= Herbert Tennekoon =

Former governor of the Central Bank of Ceylon

Herbert Ernest Tennekoon, CCS (30 September 1911 - 22 January 1979) was a Sri Lankan civil servant. He was the Governor of the Central Bank of Ceylon.

Born in the Central Province of British Ceylon, he had four brothers; Victor Tennekoon, former Chief Justice of Sri Lanka; Reginald Tennekoon, member of parliament for Minipe; George Tennekoon, Professor of Pathology, University of Peradeniya and Kenneth Tennekoon, an engineer who emigrated to the UK in 1956 and one sister Dulcie Wijenaike.

Educated at St. Anthony's College, Kandy; he gained a honours degree in history at the Ceylon University College. He joined the Ceylon Civil Service and served in the General Treasury and functioned as Secretary to the Treasury and Permanent Secretary to the Ministry of External Affairs and Defence.

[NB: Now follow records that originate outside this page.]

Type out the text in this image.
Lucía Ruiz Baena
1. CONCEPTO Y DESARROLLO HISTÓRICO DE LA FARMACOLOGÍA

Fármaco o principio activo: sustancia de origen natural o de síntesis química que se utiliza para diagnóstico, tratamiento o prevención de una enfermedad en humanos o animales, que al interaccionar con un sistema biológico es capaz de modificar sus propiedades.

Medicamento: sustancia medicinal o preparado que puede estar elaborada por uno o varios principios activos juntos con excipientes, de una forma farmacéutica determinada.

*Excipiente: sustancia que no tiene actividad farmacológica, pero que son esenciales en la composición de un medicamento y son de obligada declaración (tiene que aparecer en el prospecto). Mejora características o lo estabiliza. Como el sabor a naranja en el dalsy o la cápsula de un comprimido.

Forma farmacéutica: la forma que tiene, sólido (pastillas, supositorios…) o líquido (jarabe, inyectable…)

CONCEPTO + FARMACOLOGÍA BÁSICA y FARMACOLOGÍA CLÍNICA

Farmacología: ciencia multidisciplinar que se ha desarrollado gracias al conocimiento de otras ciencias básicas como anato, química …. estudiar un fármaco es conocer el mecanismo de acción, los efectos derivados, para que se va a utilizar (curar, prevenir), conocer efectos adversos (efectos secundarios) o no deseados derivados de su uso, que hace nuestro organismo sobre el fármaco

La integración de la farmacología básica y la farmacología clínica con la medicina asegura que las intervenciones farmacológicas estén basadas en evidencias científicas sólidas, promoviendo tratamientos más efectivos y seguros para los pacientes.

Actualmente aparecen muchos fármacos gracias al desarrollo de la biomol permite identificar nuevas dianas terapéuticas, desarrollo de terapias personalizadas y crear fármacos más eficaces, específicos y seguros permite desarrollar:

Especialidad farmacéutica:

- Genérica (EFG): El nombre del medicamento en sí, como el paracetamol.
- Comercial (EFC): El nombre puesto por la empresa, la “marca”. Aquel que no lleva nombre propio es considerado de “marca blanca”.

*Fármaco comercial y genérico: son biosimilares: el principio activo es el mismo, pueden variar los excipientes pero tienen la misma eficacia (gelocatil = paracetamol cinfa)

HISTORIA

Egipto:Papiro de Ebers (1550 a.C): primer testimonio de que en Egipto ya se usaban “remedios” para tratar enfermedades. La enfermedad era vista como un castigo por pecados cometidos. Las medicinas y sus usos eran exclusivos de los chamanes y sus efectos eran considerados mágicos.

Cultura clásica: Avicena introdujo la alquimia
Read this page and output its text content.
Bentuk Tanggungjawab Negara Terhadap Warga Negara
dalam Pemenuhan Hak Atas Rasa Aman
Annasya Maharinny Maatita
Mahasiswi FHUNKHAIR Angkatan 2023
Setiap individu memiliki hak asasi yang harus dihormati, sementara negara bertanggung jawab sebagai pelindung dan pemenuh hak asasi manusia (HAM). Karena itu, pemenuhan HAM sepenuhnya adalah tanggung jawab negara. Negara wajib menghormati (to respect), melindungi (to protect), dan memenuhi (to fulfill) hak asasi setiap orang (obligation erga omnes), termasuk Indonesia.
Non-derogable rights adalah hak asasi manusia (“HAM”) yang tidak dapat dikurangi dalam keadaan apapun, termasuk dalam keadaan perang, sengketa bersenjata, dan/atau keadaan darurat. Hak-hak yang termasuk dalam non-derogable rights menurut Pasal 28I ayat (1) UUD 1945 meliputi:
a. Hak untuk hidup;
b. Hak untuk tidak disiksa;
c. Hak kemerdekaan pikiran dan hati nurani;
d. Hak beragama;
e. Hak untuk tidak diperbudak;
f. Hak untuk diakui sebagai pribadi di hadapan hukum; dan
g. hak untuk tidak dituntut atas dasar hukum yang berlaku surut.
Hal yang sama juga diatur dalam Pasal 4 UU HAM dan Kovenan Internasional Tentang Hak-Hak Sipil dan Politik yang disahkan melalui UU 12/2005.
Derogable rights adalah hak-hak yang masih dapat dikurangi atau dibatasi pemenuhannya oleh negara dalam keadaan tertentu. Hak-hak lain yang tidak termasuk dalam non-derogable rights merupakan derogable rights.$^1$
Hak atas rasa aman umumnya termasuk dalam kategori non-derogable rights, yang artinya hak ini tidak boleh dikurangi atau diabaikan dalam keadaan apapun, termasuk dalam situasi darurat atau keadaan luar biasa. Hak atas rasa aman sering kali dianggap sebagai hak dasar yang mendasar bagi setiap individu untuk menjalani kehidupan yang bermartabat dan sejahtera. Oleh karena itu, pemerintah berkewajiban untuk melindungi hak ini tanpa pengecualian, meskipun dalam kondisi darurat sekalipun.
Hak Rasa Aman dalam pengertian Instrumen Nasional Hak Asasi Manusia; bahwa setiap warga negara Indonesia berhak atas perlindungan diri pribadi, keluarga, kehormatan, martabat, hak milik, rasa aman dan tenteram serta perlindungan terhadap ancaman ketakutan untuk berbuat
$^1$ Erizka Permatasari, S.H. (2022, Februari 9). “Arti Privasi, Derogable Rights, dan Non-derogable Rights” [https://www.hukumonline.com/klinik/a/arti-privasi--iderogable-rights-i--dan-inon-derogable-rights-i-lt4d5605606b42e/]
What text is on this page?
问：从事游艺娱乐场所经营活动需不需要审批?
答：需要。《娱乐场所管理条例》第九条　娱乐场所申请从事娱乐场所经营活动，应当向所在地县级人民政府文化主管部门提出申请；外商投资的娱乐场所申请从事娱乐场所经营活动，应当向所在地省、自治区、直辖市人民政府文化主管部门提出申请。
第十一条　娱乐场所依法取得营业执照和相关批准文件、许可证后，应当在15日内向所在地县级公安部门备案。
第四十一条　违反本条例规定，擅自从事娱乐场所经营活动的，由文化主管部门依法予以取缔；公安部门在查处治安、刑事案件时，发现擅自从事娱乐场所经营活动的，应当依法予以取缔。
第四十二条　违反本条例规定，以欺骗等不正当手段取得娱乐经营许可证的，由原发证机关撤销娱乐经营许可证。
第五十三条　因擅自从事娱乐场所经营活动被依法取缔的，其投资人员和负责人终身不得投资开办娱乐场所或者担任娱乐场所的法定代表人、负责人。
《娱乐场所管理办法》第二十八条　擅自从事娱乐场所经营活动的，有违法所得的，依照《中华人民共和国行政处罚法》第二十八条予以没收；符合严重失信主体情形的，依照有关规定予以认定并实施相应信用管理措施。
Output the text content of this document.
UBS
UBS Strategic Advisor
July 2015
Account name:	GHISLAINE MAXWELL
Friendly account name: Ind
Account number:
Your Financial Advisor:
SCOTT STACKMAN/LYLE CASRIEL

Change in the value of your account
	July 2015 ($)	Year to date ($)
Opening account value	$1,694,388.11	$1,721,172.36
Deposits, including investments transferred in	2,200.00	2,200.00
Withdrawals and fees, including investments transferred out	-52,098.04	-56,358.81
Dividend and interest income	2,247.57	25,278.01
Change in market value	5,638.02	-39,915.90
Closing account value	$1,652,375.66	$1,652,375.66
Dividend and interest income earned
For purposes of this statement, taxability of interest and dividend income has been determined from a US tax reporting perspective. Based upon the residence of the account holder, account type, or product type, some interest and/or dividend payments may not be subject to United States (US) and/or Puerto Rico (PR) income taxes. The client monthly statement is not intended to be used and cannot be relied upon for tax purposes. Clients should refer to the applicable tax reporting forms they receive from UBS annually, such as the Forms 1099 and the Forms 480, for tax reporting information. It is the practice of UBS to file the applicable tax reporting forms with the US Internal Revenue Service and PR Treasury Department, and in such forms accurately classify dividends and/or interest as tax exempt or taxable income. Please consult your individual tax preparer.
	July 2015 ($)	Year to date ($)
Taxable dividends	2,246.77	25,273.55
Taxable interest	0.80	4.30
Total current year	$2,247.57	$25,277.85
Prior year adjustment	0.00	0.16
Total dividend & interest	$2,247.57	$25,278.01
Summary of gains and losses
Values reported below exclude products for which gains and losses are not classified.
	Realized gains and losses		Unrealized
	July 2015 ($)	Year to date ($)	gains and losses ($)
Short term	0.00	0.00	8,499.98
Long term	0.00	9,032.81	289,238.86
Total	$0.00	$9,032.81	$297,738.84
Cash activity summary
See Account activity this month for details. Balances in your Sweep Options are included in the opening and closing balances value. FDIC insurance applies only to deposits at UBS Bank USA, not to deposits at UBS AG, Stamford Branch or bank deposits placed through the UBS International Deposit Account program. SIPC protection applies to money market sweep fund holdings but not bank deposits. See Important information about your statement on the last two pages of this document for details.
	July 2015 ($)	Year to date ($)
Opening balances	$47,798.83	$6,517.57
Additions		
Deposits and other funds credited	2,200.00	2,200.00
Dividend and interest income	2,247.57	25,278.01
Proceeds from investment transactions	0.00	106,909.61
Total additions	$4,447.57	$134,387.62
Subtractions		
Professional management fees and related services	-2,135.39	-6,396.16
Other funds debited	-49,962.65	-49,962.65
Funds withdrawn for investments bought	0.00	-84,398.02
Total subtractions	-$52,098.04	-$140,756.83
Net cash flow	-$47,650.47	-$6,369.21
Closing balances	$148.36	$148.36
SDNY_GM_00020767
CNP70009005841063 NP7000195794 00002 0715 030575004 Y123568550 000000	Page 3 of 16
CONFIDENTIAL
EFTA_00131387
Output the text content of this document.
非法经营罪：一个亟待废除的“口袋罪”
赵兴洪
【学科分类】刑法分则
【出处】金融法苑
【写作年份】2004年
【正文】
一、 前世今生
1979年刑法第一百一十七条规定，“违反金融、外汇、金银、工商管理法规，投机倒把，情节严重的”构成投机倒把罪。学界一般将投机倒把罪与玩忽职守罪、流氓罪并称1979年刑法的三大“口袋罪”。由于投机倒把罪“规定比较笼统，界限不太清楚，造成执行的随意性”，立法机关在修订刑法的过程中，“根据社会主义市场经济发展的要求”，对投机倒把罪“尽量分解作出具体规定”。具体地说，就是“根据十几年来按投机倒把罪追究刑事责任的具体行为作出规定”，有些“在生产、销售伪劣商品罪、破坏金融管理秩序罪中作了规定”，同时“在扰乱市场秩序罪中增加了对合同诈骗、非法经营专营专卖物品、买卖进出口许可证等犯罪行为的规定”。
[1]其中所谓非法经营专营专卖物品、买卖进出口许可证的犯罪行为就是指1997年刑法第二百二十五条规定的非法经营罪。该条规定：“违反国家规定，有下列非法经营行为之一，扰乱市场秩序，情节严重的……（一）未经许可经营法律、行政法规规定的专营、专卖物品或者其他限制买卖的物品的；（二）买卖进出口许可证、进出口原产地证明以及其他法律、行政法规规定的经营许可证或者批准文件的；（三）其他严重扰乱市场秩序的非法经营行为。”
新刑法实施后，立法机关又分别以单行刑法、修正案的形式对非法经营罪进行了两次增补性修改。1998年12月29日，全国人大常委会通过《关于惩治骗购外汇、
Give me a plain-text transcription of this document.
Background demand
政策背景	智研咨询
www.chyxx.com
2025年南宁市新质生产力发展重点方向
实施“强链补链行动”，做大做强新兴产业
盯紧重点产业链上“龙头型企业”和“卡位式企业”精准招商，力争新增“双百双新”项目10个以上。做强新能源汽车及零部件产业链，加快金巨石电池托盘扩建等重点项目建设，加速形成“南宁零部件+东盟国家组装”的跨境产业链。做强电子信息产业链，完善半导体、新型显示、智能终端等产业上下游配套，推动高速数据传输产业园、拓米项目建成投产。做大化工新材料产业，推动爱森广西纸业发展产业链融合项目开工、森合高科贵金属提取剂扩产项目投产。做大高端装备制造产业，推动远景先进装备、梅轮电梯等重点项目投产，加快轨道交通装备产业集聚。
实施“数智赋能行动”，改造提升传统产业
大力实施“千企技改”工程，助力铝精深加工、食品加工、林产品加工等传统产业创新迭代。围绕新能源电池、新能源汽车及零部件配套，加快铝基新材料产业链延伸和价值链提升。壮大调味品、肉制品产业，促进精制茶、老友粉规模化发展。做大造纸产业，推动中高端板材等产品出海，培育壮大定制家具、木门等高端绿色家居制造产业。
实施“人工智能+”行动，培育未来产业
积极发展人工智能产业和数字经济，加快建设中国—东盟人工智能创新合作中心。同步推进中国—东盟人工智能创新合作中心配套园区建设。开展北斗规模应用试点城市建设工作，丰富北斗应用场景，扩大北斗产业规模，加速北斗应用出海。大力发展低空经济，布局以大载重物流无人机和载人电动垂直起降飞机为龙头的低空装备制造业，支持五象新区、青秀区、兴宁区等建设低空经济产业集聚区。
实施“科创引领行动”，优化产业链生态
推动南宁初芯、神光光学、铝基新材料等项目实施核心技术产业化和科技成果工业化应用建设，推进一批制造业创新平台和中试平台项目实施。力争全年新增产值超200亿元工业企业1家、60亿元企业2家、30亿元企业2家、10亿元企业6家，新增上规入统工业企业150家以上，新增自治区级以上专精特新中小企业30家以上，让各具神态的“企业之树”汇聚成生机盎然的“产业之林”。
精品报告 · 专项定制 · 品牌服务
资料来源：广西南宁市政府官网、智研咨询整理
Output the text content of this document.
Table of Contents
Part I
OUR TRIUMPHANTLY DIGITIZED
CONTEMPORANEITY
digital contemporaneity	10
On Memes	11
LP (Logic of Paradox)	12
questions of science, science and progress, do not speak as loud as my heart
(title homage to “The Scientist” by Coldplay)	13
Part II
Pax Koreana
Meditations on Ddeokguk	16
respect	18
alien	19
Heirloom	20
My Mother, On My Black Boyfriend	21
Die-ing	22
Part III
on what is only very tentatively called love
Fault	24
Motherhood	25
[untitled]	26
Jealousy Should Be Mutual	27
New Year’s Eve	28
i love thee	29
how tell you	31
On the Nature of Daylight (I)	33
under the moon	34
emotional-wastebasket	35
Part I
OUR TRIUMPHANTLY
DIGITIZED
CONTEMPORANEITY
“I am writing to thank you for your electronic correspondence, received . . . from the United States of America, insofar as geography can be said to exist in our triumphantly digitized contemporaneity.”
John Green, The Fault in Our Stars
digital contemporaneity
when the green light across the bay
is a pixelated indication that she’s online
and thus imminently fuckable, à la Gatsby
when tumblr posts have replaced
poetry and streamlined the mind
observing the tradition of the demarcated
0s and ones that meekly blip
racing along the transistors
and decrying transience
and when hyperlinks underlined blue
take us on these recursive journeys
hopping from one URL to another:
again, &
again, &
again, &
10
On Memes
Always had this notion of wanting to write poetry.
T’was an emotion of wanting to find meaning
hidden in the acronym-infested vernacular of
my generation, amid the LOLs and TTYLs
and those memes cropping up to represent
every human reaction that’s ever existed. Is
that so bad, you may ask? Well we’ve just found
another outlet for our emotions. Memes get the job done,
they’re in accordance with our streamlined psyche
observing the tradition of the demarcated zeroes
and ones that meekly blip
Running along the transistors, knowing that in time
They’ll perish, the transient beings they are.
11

In 1964, he was appointed special advisor on trade and development for the executive secretary of the General Agreement on Tariffs and Trade (GATT) in Geneva. He thereafter served as Ceylon's Ambassador to Japan. He returned to Ceylon in July 1971 on appointment as Governor of the Central Bank of Ceylon by Prime Minister Sirima Bandaranaike succeeding W. Tennekoon. He died suddenly while in office on 22 January 1979 in Singapore attending a SEACEN Governors’ Conference.